Ryszard Peryt stworzył misterium: nastrojowe, skromne, bo odwołujące się do wyobraźni widza, a nie intrygujące sugestywnością scenicznych obrazów. Obrzęd Dziadów został bardziej przywołany słowem — z wstępnymi didaskaliami dramatu, odczytanymi przez Dawnego Aktora, który niczym znużony wędrowiec w zniszczonym płaszczu pojawił się na scenie Teatru Królewskiego. On też wrócił w finale z Mickiewiczowskim Upiorem i fragmentami Inwokacji z Pana Tadeusza.
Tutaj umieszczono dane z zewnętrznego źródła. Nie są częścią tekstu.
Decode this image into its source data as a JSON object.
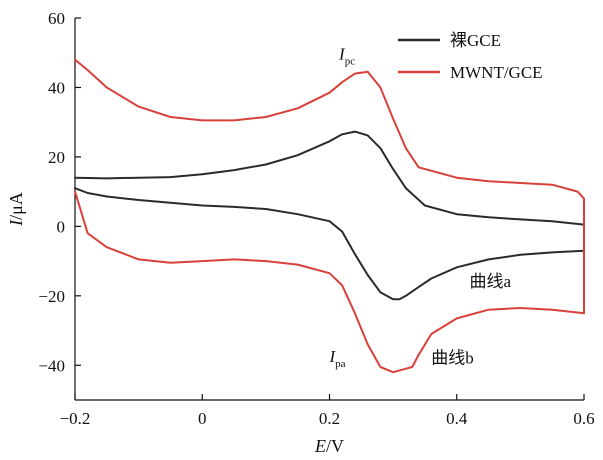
{
  "chart_data": {
    "type": "line",
    "title": "",
    "xlabel": "E/V",
    "ylabel": "I/μA",
    "xlim": [
      -0.2,
      0.6
    ],
    "ylim": [
      -50,
      60
    ],
    "xticks": [
      "−0.2",
      "0",
      "0.2",
      "0.4",
      "0.6"
    ],
    "yticks": [
      "−40",
      "−20",
      "0",
      "20",
      "40",
      "60"
    ],
    "xtick_values": [
      -0.2,
      0,
      0.2,
      0.4,
      0.6
    ],
    "ytick_values": [
      -40,
      -20,
      0,
      20,
      40,
      60
    ],
    "grid": false,
    "legend_position": "top-right",
    "series": [
      {
        "name": "裸GCE",
        "color": "#2b2b2b",
        "x": [
          -0.2,
          -0.15,
          -0.1,
          -0.05,
          0.0,
          0.05,
          0.1,
          0.15,
          0.2,
          0.22,
          0.24,
          0.26,
          0.28,
          0.3,
          0.32,
          0.35,
          0.4,
          0.45,
          0.5,
          0.55,
          0.6,
          0.6,
          0.55,
          0.5,
          0.45,
          0.4,
          0.36,
          0.34,
          0.32,
          0.31,
          0.3,
          0.28,
          0.26,
          0.24,
          0.22,
          0.2,
          0.15,
          0.1,
          0.05,
          0.0,
          -0.05,
          -0.1,
          -0.15,
          -0.18,
          -0.2
        ],
        "y": [
          14,
          13.8,
          14,
          14.2,
          15,
          16.2,
          17.8,
          20.5,
          24.5,
          26.5,
          27.3,
          26.2,
          22.5,
          16.5,
          11,
          6,
          3.5,
          2.6,
          2,
          1.5,
          0.5,
          -7,
          -7.5,
          -8.2,
          -9.5,
          -11.8,
          -15,
          -17.5,
          -20,
          -21,
          -21,
          -19,
          -14,
          -8,
          -1.5,
          1.5,
          3.5,
          5,
          5.6,
          6,
          6.8,
          7.6,
          8.6,
          9.6,
          11
        ]
      },
      {
        "name": "MWNT/GCE",
        "color": "#d9403a",
        "x": [
          -0.2,
          -0.18,
          -0.15,
          -0.1,
          -0.05,
          0.0,
          0.05,
          0.1,
          0.15,
          0.2,
          0.22,
          0.24,
          0.26,
          0.28,
          0.3,
          0.32,
          0.34,
          0.4,
          0.45,
          0.5,
          0.55,
          0.59,
          0.6,
          0.6,
          0.55,
          0.5,
          0.45,
          0.4,
          0.36,
          0.34,
          0.33,
          0.32,
          0.3,
          0.28,
          0.26,
          0.24,
          0.22,
          0.2,
          0.15,
          0.1,
          0.05,
          0.0,
          -0.05,
          -0.1,
          -0.15,
          -0.18,
          -0.2
        ],
        "y": [
          48,
          45,
          40,
          34.5,
          31.5,
          30.5,
          30.5,
          31.5,
          34,
          38.5,
          41.5,
          44,
          44.5,
          40,
          31,
          22.5,
          17,
          14,
          13,
          12.5,
          12,
          10,
          8,
          -25,
          -24,
          -23.5,
          -24,
          -26.5,
          -31,
          -37,
          -40.5,
          -41,
          -42,
          -40.5,
          -34,
          -25,
          -17,
          -13.5,
          -11,
          -10,
          -9.5,
          -10,
          -10.5,
          -9.5,
          -6,
          -2,
          10
        ]
      }
    ],
    "annotations": [
      {
        "text": "I",
        "sub": "pc",
        "x": 0.215,
        "y": 48
      },
      {
        "text": "I",
        "sub": "pa",
        "x": 0.2,
        "y": -39
      },
      {
        "text": "曲线a",
        "x": 0.42,
        "y": -17.5
      },
      {
        "text": "曲线b",
        "x": 0.36,
        "y": -39.5
      }
    ]
  }
}
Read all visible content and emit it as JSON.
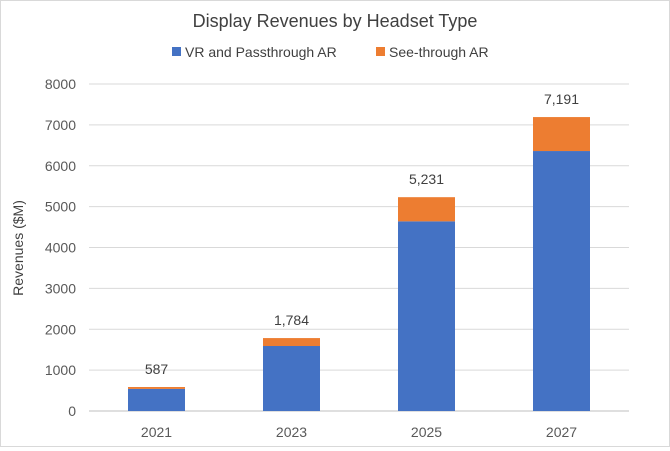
{
  "chart_data": {
    "type": "bar",
    "stacked": true,
    "title": "Display Revenues by Headset Type",
    "xlabel": "",
    "ylabel": "Revenues ($M)",
    "categories": [
      "2021",
      "2023",
      "2025",
      "2027"
    ],
    "series": [
      {
        "name": "VR and Passthrough AR",
        "color": "#4472c4",
        "values": [
          540,
          1590,
          4640,
          6360
        ]
      },
      {
        "name": "See-through AR",
        "color": "#ed7d31",
        "values": [
          47,
          194,
          591,
          831
        ]
      }
    ],
    "totals": [
      587,
      1784,
      5231,
      7191
    ],
    "total_labels": [
      "587",
      "1,784",
      "5,231",
      "7,191"
    ],
    "ylim": [
      0,
      8000
    ],
    "yticks": [
      0,
      1000,
      2000,
      3000,
      4000,
      5000,
      6000,
      7000,
      8000
    ],
    "ytick_labels": [
      "0",
      "1000",
      "2000",
      "3000",
      "4000",
      "5000",
      "6000",
      "7000",
      "8000"
    ],
    "grid": true,
    "legend_position": "top"
  }
}
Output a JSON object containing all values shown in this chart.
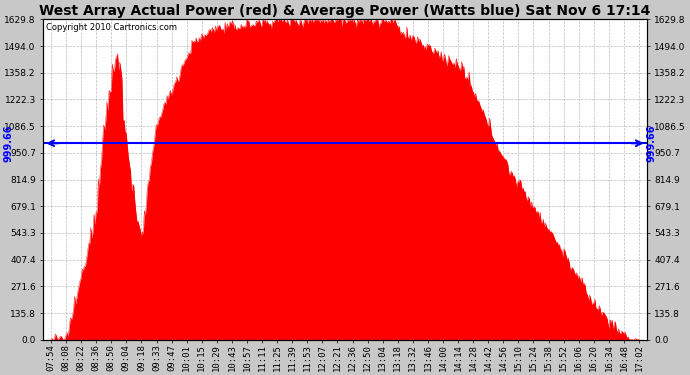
{
  "title": "West Array Actual Power (red) & Average Power (Watts blue) Sat Nov 6 17:14",
  "copyright": "Copyright 2010 Cartronics.com",
  "avg_power": 999.66,
  "y_max": 1629.8,
  "y_min": 0.0,
  "yticks": [
    0.0,
    135.8,
    271.6,
    407.4,
    543.3,
    679.1,
    814.9,
    950.7,
    1086.5,
    1222.3,
    1358.2,
    1494.0,
    1629.8
  ],
  "plot_bg_color": "#ffffff",
  "fig_bg_color": "#c8c8c8",
  "red_color": "#ff0000",
  "blue_color": "#0000ff",
  "grid_color": "#aaaaaa",
  "title_fontsize": 10,
  "tick_fontsize": 6.5,
  "copyright_fontsize": 6,
  "x_labels": [
    "07:54",
    "08:08",
    "08:22",
    "08:36",
    "08:50",
    "09:04",
    "09:18",
    "09:33",
    "09:47",
    "10:01",
    "10:15",
    "10:29",
    "10:43",
    "10:57",
    "11:11",
    "11:25",
    "11:39",
    "11:53",
    "12:07",
    "12:21",
    "12:36",
    "12:50",
    "13:04",
    "13:18",
    "13:32",
    "13:46",
    "14:00",
    "14:14",
    "14:28",
    "14:42",
    "14:56",
    "15:10",
    "15:24",
    "15:38",
    "15:52",
    "16:06",
    "16:20",
    "16:34",
    "16:48",
    "17:02"
  ]
}
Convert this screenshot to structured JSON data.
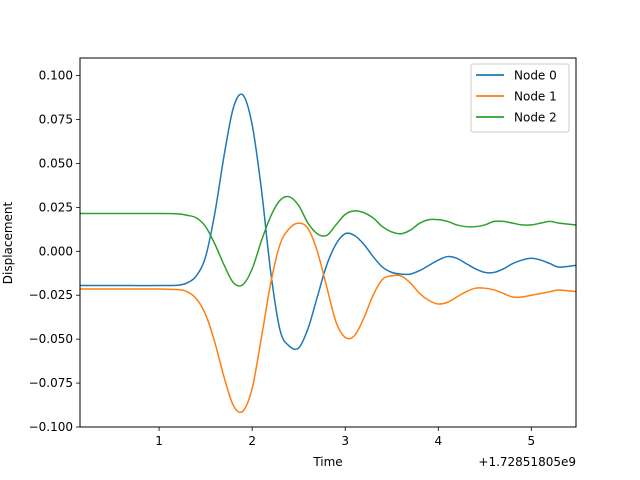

Kreujący tę postać Ryszard Peryt odnalazł w tekstach bardzo osobisty ton; był to rodzaj podsumowania drogi, jaką przeszedł przez własne życie artystyczne.
Dziady-Widma zostały wystawione właściwie w wersji półscenicznej, z instrumentami dętymi na scenie (w kanale zmieścił się jedynie kwintet smyczkowy), z chórem ulokowanym po obu stronach i niewielkim miejscem, gdzie mogli stanąć Guślarz i przywołane zjawy. Wszystko zostało spowite w czerni z niewielkim dodatkiem wizualizacji (między innymi Chochołów Wyspiańskiego i wizerunku Matki Boskiej Ostrobramskiej), ruch i gest ograniczono do minimum. Jednak teatralny obrzęd miał sugestywną siłę, a to zasługa zarówno samego utworu, jak i wykonawców.
Orkiestra Polskiej Opery Królewskiej, złożona z muzyków po przejściach (wyrzuconych z Warszawskiej Opery Kameralnej), zagrała z niezwykłym skupieniem, czujnie prowadzona przez Tadeusza Karolaka. Przytłumienie instrumentów dętych, wynikłe z umiejscowienia ich za wykonawcami, pozwoliło na mocniejsze wyeksponowanie słowa. A jeśli przekazywał je Adam Kruszewski (Guślarz), to zarówno pod względem wokalnym, jak i aktorskim widz mógł obcować z kreacją najwyższych lotów.
Bardzo dobrym Widmem Złego Pana był Wojciech Gierlach, ciekawie rozwiązano scenę z Aniołkami śpiewającymi z teatralnych lóż (Anastazja i Andrzej Marusiak). Pomniejsze, głównie aktorskie role wykonali Sławomir Jurczak (Starzec), Jakub Kordas (Kruk) i Zuzanna Saporznikow (Sowa). W finale do solistów Polskiej Opery Królewskiej dołączyli z widowni pozostali śpiewacy zatrudnieni w nowej instytucji. Był to symboliczny gest jedności, świadectwo gotowości do dalszych działań. Czym stanie się POK w przyszłości, trudno jednak na razie ocenić.